Outside of this, rates may also delay the project schedule due to the shortage of materials. In this case, the clause of the force of the force of the contract must be reviewed as another potential path for the relief.
Forfeal sum
Existing contracts of a ski pass, also known as “fixed” or “stipulated” sum contracts, have a more difficult situation. Generally, in Texas If a contractor agrees to build an improvement for a fixed amount, the contractor assumes all the risks of the increase in later prices at work. The flipside is that they get the benefits of a decrease in prices.
In these cases, you must review the contract for a price climbing clause, which became more and more popular during Covid-19 Pandemic.
Standard Industry Contract Options
There are other potential avenues of relief, especially in the commonly used industry contracts.
For example, at the American Institute of Architects A201 that covers the General Conditions, a common template that uses owners and contractors, the word “rate” is never mentioned.
But Section 3.6 states that “the contractor will pay sales, consumer, use and similar taxes for the work provided by the contractor that is legally promulgated when the offers are received or the negotiations are concluded …”
This could be a great start there. This language provides a basis for contractors to argue that a rate is a tax rate and the contractor is only responsible for the taxes that exist at the time the offer was completed, not those that arise later.
Other options
Similarly, A201 contains a force majeure clause. While in an ideal world, the word “rate” would be included in this clause and provide an adjustment to the contract price, it could be argued that the rates are in the field of force majeure.
We are not saying that it will be a disposition, but it is a possibility. The answer will depend on the words that surround the FM clause, depending on the facts of each case and on whether the rates are within the same type of damage provided by the “labor disputes”, “fire” or “other causes beyond the control of the contractor” mentioned in the clause.
If there are no of these contractual provisions, the owner may still be willing to execute a change order. At least it is worth doing. If the owner does not want, you can still get an exception according to the guidelines provided by the Department of Commerce as a last resort.
Gather your data now
Regardless of what is in the contract, contractors must provide detailed documentation related to price increases to support their argument. This could include statements of suppliers related to the increase in costs caused by the rates, as well as the tests that the contractor did all the possible steps to minimize the costs.
If you have not yet signed any contract, the previous ones represent some of the contractual provisions you want to look for.
In addition, if you are still in negotiations, make sure that your force and price climbing clauses include the word “rates”. A broader language must also be taken into account as “any other actions by government authorities”.

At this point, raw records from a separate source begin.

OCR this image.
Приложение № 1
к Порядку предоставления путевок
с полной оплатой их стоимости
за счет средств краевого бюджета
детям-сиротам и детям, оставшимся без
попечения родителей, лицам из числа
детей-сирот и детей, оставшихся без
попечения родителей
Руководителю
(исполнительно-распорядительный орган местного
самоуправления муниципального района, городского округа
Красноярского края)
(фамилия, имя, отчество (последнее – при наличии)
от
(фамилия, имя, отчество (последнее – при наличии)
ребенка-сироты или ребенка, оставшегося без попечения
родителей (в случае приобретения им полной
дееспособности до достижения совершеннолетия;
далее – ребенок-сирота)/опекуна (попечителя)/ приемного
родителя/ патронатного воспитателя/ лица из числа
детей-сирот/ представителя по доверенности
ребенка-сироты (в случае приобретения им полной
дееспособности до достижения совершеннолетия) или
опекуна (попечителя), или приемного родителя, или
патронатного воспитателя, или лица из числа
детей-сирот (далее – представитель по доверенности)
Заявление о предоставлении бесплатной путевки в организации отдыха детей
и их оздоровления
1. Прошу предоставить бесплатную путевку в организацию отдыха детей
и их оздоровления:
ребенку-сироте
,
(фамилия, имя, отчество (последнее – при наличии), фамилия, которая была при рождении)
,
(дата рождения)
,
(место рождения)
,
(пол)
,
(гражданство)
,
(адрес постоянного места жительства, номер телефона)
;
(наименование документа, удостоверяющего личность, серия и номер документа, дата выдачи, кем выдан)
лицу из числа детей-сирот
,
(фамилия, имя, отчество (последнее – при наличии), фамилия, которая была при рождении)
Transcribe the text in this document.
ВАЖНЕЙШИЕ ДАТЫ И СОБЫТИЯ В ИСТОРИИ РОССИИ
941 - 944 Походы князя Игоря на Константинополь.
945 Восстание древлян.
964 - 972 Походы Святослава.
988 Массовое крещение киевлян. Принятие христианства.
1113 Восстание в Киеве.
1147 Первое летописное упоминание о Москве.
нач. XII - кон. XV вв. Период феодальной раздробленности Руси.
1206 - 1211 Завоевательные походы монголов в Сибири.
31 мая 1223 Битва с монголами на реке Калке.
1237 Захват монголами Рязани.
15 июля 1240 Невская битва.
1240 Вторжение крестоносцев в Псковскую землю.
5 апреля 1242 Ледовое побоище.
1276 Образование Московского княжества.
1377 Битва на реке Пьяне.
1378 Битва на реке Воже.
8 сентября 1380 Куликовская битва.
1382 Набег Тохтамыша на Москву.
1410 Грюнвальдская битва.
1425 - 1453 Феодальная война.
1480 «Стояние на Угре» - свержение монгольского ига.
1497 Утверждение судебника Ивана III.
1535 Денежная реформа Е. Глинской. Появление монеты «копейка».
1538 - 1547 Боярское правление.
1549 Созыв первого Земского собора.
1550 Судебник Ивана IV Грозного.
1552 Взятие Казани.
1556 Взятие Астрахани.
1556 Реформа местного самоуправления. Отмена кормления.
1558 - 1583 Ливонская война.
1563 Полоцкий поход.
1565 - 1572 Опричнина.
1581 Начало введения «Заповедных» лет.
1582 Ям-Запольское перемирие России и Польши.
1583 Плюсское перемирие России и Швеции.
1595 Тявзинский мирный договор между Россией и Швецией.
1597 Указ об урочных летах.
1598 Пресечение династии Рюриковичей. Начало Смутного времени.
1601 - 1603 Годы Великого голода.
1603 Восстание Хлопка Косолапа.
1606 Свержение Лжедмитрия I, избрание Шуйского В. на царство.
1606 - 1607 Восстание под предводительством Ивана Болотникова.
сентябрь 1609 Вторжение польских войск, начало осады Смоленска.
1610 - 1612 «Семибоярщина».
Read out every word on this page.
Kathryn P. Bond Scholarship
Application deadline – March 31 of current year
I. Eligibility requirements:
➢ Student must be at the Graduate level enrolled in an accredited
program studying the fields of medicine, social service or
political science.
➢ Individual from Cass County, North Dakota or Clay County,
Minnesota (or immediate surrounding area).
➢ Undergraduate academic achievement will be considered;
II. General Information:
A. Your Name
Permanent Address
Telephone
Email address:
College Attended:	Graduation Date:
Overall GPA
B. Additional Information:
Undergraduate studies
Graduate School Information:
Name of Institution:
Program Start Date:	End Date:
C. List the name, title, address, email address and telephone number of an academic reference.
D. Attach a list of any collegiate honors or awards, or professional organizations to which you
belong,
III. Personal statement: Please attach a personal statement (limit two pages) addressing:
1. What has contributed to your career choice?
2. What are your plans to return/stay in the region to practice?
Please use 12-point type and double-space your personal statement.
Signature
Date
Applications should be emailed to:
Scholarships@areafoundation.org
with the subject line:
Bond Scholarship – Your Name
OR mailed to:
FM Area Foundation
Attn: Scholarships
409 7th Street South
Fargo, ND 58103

And all of these provisions should “go down” to subcontractors, that is, sections that indicate that subcontractors will obtain additional time and money resulting from the rates, but only to the extent that the owner grants it to the contractor.
This situation changes rapidly and is still a relatively new and evolving area of the law. The above is only intended to provide a quick summary. But when these problems are raised for you and your company, if you at least know what to look for, it will be a step forward for the inevitable call with your lawyer.